天国へいくためにどうしたらいいか、早く気づく人もあれば、なかなか気づかない人もいる。
しかし、最期の瞬間に気がつき、それまでの罪状をゆるしていただき、天国へ迎え入れられた人もいる。
それは、ルカ福音書の23章39節から43節に記されている。
イエス様とともに十字架にかけられた犯罪人の一人が「お前はメシアではないか。自分とおれたちを救ってみろ」と、ぼうとくの言葉を吐いた時、もう一人の犯罪人はこれをたしなめて、「おまえは同じ刑罰を受けていながら、まだ神を恐れないのか。われわれは自分のやったことの報いを受けているのだからあたりまえだが、この方は何も悪いことをなさってはいないのだ」と言い、「イエスさま、あなたが王権をもって来られる時にはどうかわたしを思い出してください」と言った。その時イエスさまは「あなたによく言っておく。
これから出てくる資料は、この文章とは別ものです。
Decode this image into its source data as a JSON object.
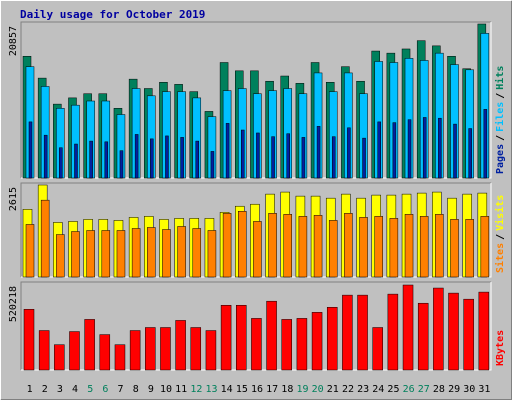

今日、あなたはわたしとともに楽園にいるであろう」とおおせられた。
どんな罪を犯した男であったか、詳しくはわからないが、どんな極悪人であろうと、最期の瞬間に魂に気づきを感じ、神様に心からのお詫びを申し上げたら助けられるのである。
年を重ねるに従い、聖書の言葉がひとつひとつ心にしみとおる様になって来た。今はこの犯罪人の回心の言葉が更に心にしみとおる。
神さまはひとりひとりの人間の最後の瞬間にまで希望を与えておられるのである。